Più nel dettaglio il dato biometrico una volta raccolto viene subito criptato utilizzando una tecnica crittografica “asimmetrica”, di cui più infra. Una prima impronta viene calcolata tra il documento ed il dato biometrico così criptato. Una seconda impronta viene calcolata sulla prima, e sul dato biometrico in chiaro (che temporaneamente viene mantenuto disponibile).

Eseguite queste operazioni, tutti i dati relativi al dato biometrico vengono distrutti e sovrascritti in modo sicuro in modo da renderli non più recouperabili.

In questo modo, è possibile operare sia una verifica “leggera” di integrità – utilizzando la prima impronta – valutando semplicemente se il documento sottoscritto sia ancora integro ed immutato, o se sia stato viceversa alterato dopo la sottoscrizione, sia invece una verifica più approfondita, da operarsi esclusivamente in caso di espresso disconoscimento della firma, utilizzando anche la seconda impronta ed accedendo quindi ai dati biometrici in chiaro ed esaminando gli stessi con l’aiuto di un grafologo.

Come sono protetti i dati biometrici?

Le brevissime note di cui sopra consentono di dire che senz’altro la firma grafometrica è una firma “biometrica”, vale a dire che si ricollega a precisi e personalissimi tratti biometrici della persona. Più specificamente si può dire che la firma grafometrica utilizza dati biometrici “comportamentali” vale a dire propri di un determinato comportamento dell’utente.

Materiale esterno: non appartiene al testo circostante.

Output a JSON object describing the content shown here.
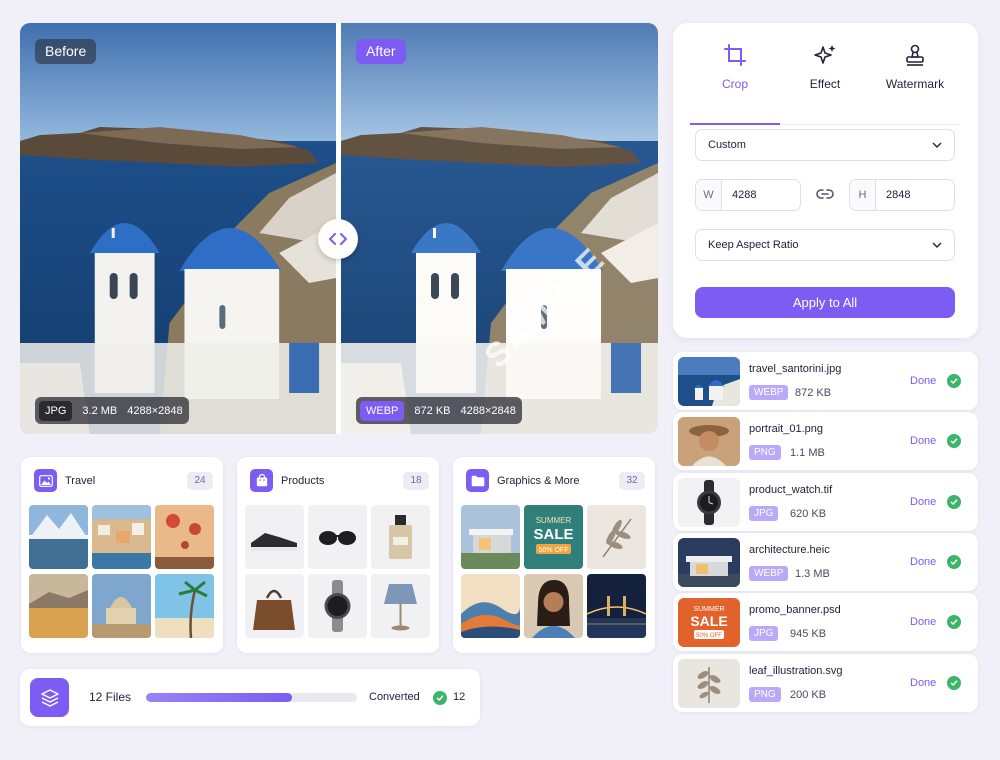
{
  "comparison": {
    "before": {
      "label": "Before",
      "format": "JPG",
      "size": "3.2 MB",
      "dimensions": "4288×2848"
    },
    "after": {
      "label": "After",
      "format": "WEBP",
      "size": "872 KB",
      "dimensions": "4288×2848",
      "watermark": "SAMPLE"
    }
  },
  "panel": {
    "tabs": [
      {
        "label": "Crop",
        "icon": "crop-icon",
        "active": true
      },
      {
        "label": "Effect",
        "icon": "sparkle-icon",
        "active": false
      },
      {
        "label": "Watermark",
        "icon": "stamp-icon",
        "active": false
      }
    ],
    "preset": "Custom",
    "width_label": "W",
    "width_value": "4288",
    "height_label": "H",
    "height_value": "2848",
    "aspect_option": "Keep Aspect Ratio",
    "apply_label": "Apply to All"
  },
  "files": [
    {
      "name": "travel_santorini.jpg",
      "format": "WEBP",
      "size": "872 KB",
      "status": "Done"
    },
    {
      "name": "portrait_01.png",
      "format": "PNG",
      "size": "1.1 MB",
      "status": "Done"
    },
    {
      "name": "product_watch.tif",
      "format": "JPG",
      "size": "620 KB",
      "status": "Done"
    },
    {
      "name": "architecture.heic",
      "format": "WEBP",
      "size": "1.3 MB",
      "status": "Done"
    },
    {
      "name": "promo_banner.psd",
      "format": "JPG",
      "size": "945 KB",
      "status": "Done"
    },
    {
      "name": "leaf_illustration.svg",
      "format": "PNG",
      "size": "200 KB",
      "status": "Done"
    }
  ],
  "collections": [
    {
      "title": "Travel",
      "count": "24",
      "icon": "image-icon"
    },
    {
      "title": "Products",
      "count": "18",
      "icon": "shopping-bag-icon"
    },
    {
      "title": "Graphics & More",
      "count": "32",
      "icon": "folder-icon"
    }
  ],
  "promo_thumb": {
    "line1": "SUMMER",
    "line2": "SALE",
    "line3": "50% OFF"
  },
  "progress": {
    "files_label": "12 Files",
    "fraction": 0.69,
    "converted_label": "Converted",
    "converted_count": "12"
  },
  "colors": {
    "accent": "#7c5cf2",
    "success": "#3bb56a",
    "badge": "#b9a9f8"
  }
}
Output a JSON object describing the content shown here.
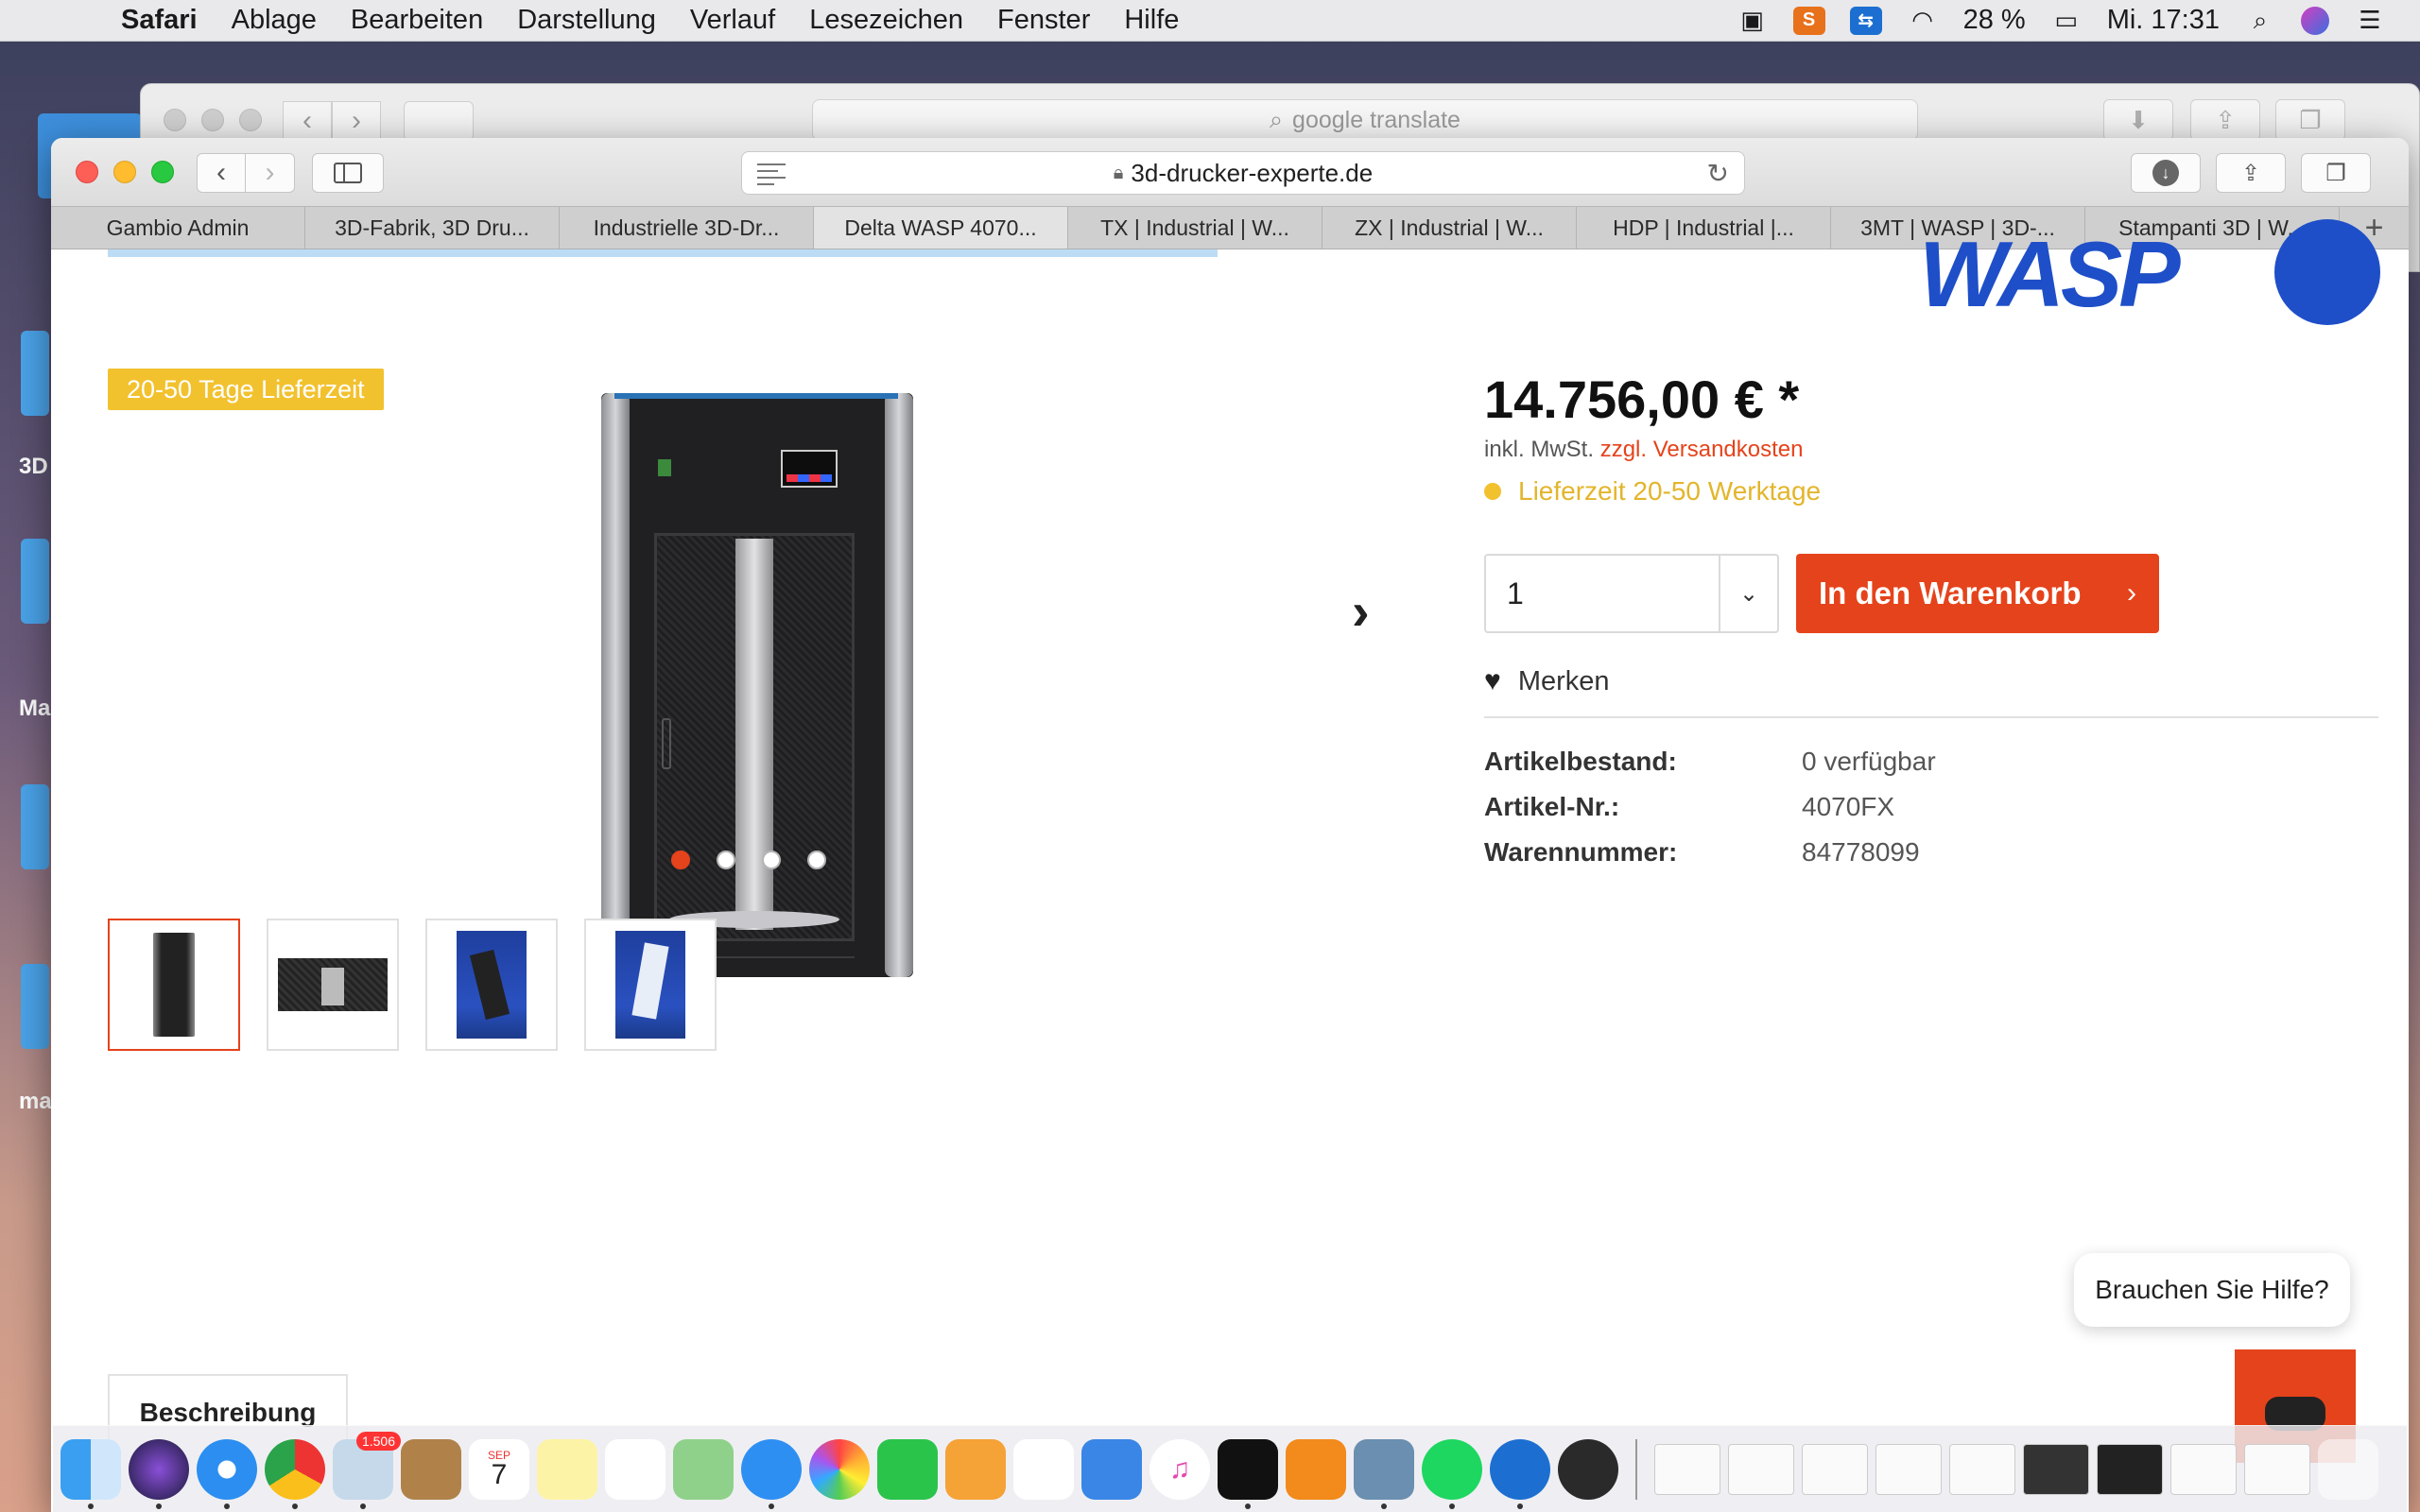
{
  "menubar": {
    "app_name": "Safari",
    "items": [
      "Ablage",
      "Bearbeiten",
      "Darstellung",
      "Verlauf",
      "Lesezeichen",
      "Fenster",
      "Hilfe"
    ],
    "battery": "28 %",
    "clock": "Mi. 17:31",
    "status_badge_s": "S"
  },
  "desktop": {
    "labels": [
      "3D",
      "Ma",
      "ma"
    ]
  },
  "back_window": {
    "address": "google translate"
  },
  "browser": {
    "url": "3d-drucker-experte.de",
    "tabs": [
      "Gambio Admin",
      "3D-Fabrik, 3D Dru...",
      "Industrielle 3D-Dr...",
      "Delta WASP 4070...",
      "TX | Industrial | W...",
      "ZX | Industrial | W...",
      "HDP | Industrial |...",
      "3MT | WASP | 3D-...",
      "Stampanti 3D | W..."
    ],
    "active_tab_index": 3
  },
  "product": {
    "logo_text": "WASP",
    "delivery_badge": "20-50 Tage Lieferzeit",
    "price": "14.756,00 € *",
    "tax_prefix": "inkl. MwSt.",
    "tax_link": "zzgl. Versandkosten",
    "delivery_text": "Lieferzeit 20-50 Werktage",
    "quantity": "1",
    "cart_button": "In den Warenkorb",
    "wishlist": "Merken",
    "specs": [
      {
        "label": "Artikelbestand:",
        "value": "0 verfügbar"
      },
      {
        "label": "Artikel-Nr.:",
        "value": "4070FX"
      },
      {
        "label": "Warennummer:",
        "value": "84778099"
      }
    ],
    "carousel_active": 1,
    "carousel_count": 4,
    "description_tab": "Beschreibung"
  },
  "help": {
    "bubble": "Brauchen Sie Hilfe?"
  },
  "dock": {
    "mail_badge": "1.506",
    "calendar_day": "7",
    "calendar_month": "SEP"
  },
  "colors": {
    "accent": "#e5431b",
    "delivery_yellow": "#f2c12e",
    "wasp_blue": "#1e4fc8"
  }
}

Dove si parla di biometria tuttavia la prima giusta preoccupazione è quella di proteggere tali dati da usi non autorizzati. Pensiamo infatti che se per caso sfortunatamente la nostra carta di credito viene clonata è sufficiente annullarla e richiederne un’altra, tale semplice operazione non è possibile con un nostro dato biometrico. Se la nostra firma viene clonata non possiamo infatti revocare la nostra mano, ma il danno è quasi irreparabile.

Nel caso della firma grafometrica i dati sono protetti criptando gli stessi a mezzo di complessi algoritmi di crittografia asimmetrica, utilizzando coppie di chiavi di cui una residente sugli apparati di firma, ed un’altra – necessaria per le operazioni di messa in chiaro – detenuta da terzi fidati, estranei ai processi di firma. Tali terzi sono in genere Autorità di Certificazione, Enti, o sempre più spesso anche Notai specificamente specializzati in tale settore.

I vantaggi

Salta in ogni caso subito all’occhio la grande potenzialità di tale specifico tipo di firma, forse l’unica che davvero – richiamando un gesto familiare e a tutti noto – consentirà un utilizzo più diffuso del digitale, azzerando quasi qualsiasi “digital divide”.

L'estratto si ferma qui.